The next two chapters are about monetary (Chapter 5) and non-monetary inequality (Chapter 6). Monetary inequality is just what it sounds like and non-monetary is everything else mainly, as Deaton puts it (p. 110), associated with “ethically irrelevant characteristics such as race, ethnicity, and gender.” Chapter 5 notes the influence of the Chicago school on whether monetary inequality is something that economists should care about (no) versus Deaton’s experience in the UK (yes). He claims that the Chicago view is still pervasive within academic economics; my own experience is, far less than when I was a graduate student in the early 1980s. Chapter 6 includes a discussion of current racial differences in wealth and health that, in my opinion, would have benefitted from a (much) longer-term perspective (as in, from the end of the Civil War). Climate change makes an appearance, as the (premier) example of inequality between generations. Deaton argues that economists have done too little work on it, in part because of questionable arguments that a positive discount rate (let alone a discount rate close to the market rate) reduces the incentive for the present generation to care, for any given level of intergenerational altruism. Chapter 7 is about pensions and retirement, mainly Deaton’s uneasiness with the shift from collective (defined benefit) to individual (defined contribution) risk management of retirement income.
Chapters 8 through 11 are about the economics profession, and the Nobel.
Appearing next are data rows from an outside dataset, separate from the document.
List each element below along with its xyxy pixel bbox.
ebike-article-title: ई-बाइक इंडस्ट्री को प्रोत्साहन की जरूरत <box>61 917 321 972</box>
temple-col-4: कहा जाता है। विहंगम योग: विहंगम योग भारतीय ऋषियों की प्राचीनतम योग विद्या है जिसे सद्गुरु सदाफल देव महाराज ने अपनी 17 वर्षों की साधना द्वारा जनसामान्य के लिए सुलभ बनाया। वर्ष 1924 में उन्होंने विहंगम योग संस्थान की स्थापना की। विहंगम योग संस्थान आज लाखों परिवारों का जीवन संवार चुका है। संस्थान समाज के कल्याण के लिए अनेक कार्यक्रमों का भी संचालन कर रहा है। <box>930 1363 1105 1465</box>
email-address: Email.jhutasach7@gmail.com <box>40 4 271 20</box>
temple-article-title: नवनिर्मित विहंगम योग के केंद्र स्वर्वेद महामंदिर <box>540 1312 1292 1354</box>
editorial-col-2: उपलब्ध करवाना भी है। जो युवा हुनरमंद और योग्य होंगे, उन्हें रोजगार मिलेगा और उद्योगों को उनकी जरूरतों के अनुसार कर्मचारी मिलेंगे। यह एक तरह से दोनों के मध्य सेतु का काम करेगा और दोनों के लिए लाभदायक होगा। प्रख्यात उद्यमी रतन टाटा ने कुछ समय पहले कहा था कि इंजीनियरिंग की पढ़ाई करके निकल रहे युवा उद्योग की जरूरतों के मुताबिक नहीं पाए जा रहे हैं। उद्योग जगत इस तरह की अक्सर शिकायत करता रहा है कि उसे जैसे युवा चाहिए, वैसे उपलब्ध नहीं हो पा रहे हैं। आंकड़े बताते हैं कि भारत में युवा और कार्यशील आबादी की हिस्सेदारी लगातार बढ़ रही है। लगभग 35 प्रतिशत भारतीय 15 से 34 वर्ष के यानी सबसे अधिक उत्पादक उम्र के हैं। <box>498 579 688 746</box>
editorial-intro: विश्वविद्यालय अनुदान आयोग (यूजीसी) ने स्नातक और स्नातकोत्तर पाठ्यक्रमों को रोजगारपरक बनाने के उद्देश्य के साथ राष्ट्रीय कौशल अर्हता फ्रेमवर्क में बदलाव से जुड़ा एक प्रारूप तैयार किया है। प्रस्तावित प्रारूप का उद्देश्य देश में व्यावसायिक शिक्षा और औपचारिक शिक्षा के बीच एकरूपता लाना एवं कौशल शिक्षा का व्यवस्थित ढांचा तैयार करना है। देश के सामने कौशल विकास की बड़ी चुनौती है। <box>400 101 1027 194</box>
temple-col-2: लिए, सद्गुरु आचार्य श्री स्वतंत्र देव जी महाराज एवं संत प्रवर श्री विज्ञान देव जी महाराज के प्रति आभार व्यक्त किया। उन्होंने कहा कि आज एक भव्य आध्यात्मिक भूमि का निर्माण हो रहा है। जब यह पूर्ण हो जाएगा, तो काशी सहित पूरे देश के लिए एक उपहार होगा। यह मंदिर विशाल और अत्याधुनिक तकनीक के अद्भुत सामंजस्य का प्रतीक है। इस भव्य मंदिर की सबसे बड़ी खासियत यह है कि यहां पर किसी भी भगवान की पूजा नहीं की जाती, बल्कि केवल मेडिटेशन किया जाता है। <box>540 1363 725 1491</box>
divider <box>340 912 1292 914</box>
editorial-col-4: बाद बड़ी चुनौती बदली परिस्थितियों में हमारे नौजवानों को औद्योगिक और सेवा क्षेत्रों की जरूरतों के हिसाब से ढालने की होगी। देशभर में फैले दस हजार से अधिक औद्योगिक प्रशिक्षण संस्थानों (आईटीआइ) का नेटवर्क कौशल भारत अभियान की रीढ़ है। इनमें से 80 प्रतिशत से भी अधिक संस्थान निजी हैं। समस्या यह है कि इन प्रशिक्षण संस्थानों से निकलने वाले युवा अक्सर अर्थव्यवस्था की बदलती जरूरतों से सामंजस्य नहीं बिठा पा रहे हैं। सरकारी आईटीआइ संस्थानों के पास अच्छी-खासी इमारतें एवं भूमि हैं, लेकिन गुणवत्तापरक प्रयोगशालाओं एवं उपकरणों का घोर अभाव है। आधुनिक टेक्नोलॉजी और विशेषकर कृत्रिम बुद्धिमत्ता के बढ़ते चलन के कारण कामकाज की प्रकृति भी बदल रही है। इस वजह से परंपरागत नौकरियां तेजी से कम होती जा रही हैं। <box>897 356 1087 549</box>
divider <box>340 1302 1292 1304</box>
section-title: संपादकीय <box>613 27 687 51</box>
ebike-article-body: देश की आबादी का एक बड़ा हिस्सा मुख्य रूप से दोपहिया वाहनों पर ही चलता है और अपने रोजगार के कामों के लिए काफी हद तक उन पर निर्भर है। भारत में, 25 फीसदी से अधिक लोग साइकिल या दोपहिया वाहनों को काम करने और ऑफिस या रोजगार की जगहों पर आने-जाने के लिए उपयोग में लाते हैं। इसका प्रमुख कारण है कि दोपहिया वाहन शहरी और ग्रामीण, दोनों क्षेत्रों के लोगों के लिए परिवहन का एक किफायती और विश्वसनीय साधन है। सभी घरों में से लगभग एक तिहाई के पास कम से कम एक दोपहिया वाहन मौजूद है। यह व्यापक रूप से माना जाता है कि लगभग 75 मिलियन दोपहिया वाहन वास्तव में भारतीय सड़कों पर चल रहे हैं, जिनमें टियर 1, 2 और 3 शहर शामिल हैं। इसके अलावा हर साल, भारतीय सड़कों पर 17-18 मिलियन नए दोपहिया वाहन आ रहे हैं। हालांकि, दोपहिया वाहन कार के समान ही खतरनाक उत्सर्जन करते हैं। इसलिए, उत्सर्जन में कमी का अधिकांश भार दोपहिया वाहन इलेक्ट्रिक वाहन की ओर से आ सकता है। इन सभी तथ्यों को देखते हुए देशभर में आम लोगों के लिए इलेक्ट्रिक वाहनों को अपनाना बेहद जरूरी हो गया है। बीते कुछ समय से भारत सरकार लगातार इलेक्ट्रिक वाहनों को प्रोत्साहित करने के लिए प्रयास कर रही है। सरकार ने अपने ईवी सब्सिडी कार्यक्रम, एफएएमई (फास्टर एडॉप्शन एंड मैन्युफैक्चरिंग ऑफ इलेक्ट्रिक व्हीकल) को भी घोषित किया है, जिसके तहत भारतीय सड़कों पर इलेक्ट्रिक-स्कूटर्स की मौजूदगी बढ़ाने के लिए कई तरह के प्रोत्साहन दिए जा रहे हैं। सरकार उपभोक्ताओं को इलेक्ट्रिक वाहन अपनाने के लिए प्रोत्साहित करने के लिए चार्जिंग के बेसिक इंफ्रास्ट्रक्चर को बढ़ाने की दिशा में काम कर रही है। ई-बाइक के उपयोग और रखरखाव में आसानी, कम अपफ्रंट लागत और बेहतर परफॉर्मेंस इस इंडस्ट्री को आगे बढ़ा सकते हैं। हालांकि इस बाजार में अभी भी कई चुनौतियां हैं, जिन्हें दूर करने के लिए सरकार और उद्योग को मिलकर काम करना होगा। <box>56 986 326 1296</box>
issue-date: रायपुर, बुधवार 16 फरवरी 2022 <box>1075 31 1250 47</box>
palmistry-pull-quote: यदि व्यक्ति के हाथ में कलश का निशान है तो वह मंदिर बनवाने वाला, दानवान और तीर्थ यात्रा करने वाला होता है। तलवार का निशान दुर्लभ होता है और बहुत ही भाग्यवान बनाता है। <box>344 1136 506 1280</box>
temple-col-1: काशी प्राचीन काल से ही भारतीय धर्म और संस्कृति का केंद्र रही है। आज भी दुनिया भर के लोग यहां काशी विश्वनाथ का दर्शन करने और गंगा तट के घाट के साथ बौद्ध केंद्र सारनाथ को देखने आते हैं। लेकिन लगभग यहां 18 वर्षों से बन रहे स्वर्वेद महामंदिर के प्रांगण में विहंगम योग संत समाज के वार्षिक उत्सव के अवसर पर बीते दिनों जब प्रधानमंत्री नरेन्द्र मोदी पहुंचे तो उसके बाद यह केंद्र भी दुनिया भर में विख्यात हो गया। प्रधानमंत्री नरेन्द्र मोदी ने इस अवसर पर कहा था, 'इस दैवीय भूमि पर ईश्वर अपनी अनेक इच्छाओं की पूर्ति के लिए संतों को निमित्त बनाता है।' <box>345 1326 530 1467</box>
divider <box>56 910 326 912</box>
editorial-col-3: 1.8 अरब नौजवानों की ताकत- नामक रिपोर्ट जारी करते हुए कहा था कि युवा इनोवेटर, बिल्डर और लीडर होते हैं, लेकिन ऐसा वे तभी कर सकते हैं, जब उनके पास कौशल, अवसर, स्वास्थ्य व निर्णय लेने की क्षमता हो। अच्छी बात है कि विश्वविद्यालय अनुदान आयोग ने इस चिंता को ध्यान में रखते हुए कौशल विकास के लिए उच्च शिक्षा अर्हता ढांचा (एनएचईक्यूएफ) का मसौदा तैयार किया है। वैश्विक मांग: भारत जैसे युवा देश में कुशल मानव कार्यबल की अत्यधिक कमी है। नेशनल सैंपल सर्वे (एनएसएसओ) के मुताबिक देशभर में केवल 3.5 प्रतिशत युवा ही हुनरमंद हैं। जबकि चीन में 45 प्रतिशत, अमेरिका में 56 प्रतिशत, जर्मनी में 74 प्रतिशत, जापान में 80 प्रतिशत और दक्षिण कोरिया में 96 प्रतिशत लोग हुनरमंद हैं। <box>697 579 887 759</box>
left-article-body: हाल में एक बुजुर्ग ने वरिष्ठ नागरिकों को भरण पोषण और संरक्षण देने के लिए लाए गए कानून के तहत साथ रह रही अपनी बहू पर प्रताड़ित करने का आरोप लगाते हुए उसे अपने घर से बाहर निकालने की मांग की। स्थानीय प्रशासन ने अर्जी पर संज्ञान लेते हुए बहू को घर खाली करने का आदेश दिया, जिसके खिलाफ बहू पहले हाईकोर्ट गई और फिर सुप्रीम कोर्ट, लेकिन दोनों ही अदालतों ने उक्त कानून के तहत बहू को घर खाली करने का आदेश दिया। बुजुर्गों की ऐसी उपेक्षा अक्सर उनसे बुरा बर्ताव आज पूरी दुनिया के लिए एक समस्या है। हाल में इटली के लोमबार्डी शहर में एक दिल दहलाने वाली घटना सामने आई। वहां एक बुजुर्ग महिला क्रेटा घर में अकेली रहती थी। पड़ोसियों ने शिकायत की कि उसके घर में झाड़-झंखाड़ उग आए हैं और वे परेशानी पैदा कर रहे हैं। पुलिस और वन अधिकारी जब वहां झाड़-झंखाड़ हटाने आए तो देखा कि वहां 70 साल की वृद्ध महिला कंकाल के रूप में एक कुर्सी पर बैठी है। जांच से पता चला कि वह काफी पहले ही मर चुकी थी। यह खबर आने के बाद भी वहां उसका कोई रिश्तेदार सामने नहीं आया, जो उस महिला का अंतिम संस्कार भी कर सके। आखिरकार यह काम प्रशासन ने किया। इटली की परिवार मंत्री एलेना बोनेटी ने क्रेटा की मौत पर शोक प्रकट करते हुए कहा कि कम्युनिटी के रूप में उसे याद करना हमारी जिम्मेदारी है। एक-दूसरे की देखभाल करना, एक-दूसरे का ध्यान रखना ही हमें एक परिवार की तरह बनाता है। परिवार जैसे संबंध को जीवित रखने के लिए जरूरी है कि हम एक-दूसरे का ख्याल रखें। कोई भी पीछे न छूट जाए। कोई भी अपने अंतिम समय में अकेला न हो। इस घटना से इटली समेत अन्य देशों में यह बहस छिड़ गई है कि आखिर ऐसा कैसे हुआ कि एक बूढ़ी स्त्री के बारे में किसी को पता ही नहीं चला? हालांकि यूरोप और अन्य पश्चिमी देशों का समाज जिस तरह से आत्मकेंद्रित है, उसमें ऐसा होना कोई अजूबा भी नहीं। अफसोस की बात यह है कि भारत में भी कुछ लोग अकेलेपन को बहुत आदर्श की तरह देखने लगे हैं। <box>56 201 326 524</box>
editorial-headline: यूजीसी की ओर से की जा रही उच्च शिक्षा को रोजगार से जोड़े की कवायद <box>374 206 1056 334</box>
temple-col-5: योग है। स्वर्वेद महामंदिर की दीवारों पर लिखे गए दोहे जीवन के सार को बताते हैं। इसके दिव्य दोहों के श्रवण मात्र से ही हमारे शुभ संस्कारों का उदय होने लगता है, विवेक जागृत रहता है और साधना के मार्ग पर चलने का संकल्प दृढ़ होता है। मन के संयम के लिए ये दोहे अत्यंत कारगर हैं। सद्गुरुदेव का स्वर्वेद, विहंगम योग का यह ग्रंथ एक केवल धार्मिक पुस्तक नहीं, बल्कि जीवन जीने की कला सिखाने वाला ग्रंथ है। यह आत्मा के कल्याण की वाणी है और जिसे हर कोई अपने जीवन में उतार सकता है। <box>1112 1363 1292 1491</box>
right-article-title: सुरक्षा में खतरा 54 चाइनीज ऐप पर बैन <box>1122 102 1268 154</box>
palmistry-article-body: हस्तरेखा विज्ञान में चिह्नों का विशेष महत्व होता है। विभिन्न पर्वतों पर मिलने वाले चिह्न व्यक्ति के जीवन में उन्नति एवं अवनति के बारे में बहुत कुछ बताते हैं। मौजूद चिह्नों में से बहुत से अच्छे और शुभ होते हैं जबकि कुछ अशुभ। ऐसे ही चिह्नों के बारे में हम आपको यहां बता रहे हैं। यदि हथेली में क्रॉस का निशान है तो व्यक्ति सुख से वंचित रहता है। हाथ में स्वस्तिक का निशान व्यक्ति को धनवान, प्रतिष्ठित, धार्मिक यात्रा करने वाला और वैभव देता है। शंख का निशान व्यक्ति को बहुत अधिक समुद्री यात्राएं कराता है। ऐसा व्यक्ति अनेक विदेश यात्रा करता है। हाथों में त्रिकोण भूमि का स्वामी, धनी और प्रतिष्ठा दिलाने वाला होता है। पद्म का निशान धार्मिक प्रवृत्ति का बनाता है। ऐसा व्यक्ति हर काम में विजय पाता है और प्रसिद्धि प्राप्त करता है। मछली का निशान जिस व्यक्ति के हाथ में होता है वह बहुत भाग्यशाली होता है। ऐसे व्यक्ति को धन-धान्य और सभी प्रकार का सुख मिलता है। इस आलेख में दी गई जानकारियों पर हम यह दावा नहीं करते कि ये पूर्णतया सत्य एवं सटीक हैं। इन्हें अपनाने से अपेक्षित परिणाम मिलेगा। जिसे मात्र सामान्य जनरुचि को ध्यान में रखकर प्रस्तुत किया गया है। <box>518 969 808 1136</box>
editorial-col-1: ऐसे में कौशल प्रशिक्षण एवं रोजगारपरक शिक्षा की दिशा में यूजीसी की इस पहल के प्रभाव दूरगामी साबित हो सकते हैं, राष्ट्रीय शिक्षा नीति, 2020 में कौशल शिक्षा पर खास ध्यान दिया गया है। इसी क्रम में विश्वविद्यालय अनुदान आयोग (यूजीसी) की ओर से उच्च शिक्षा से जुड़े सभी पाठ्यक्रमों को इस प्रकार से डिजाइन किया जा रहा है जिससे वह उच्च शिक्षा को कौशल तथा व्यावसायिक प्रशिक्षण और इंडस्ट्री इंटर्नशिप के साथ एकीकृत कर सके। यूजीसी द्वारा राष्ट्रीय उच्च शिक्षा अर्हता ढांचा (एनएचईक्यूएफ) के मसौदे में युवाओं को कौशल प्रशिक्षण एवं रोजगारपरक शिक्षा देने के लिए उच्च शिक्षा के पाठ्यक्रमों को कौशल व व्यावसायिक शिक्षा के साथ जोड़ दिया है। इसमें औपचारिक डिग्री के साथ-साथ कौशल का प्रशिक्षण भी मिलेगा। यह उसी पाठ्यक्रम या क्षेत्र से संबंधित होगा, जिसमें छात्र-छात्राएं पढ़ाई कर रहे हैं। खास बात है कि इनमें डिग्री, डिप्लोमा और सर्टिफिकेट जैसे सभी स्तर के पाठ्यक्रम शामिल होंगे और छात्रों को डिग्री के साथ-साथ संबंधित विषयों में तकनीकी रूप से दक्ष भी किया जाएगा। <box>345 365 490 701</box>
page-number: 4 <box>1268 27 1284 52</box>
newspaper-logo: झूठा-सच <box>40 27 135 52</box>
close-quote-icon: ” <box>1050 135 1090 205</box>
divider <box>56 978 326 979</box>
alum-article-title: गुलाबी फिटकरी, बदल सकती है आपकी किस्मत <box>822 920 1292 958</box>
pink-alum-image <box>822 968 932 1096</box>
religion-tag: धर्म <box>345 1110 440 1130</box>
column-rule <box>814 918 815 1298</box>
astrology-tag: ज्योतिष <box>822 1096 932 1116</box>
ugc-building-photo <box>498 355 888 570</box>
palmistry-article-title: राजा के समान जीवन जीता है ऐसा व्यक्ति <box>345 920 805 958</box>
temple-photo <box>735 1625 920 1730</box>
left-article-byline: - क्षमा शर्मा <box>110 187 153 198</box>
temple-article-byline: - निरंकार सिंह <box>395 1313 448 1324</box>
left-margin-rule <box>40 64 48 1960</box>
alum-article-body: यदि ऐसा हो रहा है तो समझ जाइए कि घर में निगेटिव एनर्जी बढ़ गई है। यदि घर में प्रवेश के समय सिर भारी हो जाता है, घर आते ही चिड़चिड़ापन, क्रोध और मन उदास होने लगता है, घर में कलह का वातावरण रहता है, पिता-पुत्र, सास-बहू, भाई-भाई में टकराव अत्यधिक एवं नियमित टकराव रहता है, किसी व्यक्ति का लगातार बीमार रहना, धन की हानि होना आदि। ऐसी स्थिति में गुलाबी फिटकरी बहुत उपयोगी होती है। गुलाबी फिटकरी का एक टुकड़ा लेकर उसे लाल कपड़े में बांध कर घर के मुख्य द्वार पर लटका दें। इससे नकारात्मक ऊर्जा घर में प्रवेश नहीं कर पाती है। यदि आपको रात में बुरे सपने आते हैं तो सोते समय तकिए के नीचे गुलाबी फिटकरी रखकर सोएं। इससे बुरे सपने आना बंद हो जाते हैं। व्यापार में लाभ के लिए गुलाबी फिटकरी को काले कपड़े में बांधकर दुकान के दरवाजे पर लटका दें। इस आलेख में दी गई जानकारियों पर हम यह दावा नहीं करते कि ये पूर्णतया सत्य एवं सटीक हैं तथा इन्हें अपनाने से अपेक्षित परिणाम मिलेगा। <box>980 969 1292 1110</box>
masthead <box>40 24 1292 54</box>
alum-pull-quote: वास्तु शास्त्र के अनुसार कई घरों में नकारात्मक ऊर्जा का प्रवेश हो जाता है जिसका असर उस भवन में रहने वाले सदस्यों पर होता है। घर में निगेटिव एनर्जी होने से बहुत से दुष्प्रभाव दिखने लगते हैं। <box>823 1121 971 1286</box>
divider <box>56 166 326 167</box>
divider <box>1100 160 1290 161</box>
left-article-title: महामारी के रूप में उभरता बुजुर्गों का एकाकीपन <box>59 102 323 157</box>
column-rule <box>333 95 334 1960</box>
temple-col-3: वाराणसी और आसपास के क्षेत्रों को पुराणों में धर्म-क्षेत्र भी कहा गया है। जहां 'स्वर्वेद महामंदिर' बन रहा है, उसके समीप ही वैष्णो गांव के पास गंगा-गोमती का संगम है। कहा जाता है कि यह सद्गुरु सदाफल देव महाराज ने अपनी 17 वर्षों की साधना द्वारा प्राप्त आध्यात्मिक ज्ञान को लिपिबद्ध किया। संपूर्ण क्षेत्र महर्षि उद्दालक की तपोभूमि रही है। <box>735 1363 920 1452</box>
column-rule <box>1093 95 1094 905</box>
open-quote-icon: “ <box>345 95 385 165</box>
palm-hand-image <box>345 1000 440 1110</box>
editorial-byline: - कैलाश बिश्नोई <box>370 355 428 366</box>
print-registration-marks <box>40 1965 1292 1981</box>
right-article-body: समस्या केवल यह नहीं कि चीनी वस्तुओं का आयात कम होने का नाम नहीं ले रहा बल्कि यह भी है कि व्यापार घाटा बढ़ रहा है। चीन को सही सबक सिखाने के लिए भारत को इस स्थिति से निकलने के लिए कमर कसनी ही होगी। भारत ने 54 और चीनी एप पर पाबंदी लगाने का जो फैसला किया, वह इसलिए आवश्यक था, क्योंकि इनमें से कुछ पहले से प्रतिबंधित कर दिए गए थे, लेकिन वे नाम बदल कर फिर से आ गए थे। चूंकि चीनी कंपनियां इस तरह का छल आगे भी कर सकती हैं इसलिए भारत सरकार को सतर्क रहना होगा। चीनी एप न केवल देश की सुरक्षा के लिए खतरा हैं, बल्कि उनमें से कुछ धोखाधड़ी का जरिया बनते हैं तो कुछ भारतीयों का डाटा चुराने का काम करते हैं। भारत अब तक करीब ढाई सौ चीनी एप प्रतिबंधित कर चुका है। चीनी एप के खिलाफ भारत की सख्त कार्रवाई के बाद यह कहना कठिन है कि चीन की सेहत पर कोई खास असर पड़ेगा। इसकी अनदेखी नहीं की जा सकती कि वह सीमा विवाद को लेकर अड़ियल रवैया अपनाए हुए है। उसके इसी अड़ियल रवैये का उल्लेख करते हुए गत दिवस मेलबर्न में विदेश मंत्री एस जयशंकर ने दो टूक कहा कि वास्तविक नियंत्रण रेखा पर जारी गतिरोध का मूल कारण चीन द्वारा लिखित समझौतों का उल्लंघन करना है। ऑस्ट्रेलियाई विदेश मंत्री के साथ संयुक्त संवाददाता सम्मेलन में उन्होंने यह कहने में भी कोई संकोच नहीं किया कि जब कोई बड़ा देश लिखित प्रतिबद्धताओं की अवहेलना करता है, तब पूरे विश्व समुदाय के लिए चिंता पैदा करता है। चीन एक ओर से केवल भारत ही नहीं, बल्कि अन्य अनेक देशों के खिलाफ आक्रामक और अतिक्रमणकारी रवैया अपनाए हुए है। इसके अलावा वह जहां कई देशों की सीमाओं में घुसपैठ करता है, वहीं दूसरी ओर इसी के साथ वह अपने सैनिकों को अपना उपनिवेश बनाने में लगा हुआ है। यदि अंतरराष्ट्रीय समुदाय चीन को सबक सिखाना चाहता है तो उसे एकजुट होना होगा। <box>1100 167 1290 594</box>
Chapter 8 briefly describes the economic histories of the American Economic Association and the Royal Economic Society. The lay reader is given a feel for what it is like to attend an economics conference and navigate the journal review process; like many in the profession (including this reviewer), Deaton laments the overwhelming influence of publication in the “top five” on academic careers. There are brief, affectionate portraits of economists who are no longer with us that Deaton admires, such as Anthony Atkinson and John DiNardo. Chapter 9 describes the “treatment effects” of winning a Nobel; here, Deaton’s observations match well what I’ve observed second-hand. Chapter 10 asks “Did Economists Break the Economy” to which Deaton answers a qualified “Yes” in the case of the financial crisis — too much enthusiasm for free markets and not enough Keynes — and in blaming “deaths of despair” on the victims rather than on “pharmaceutical companies and their enablers in Congress” (p. 226).
Economics in America is not a monograph, and it would be churlish to review (or read) it as one. The economic historian in me wanted Deaton’s thoughts on Robert Fogel’s Nobel-prize winning work on nutrition and long run health, which he surely has and which are not offered. I am more sanguine about modern macroeconomics and the profession’s ability to learn from mistakes. But these are minor points. Economics in America is a beautiful read, easily done in an afternoon, and one that will stay in the mind much, much longer.
Robert Margo is Professor of Economics at Boston University and a Research Associate of the National Bureau of Economic Research. A former president of the Economic History Association, his current research is on historical industrialization.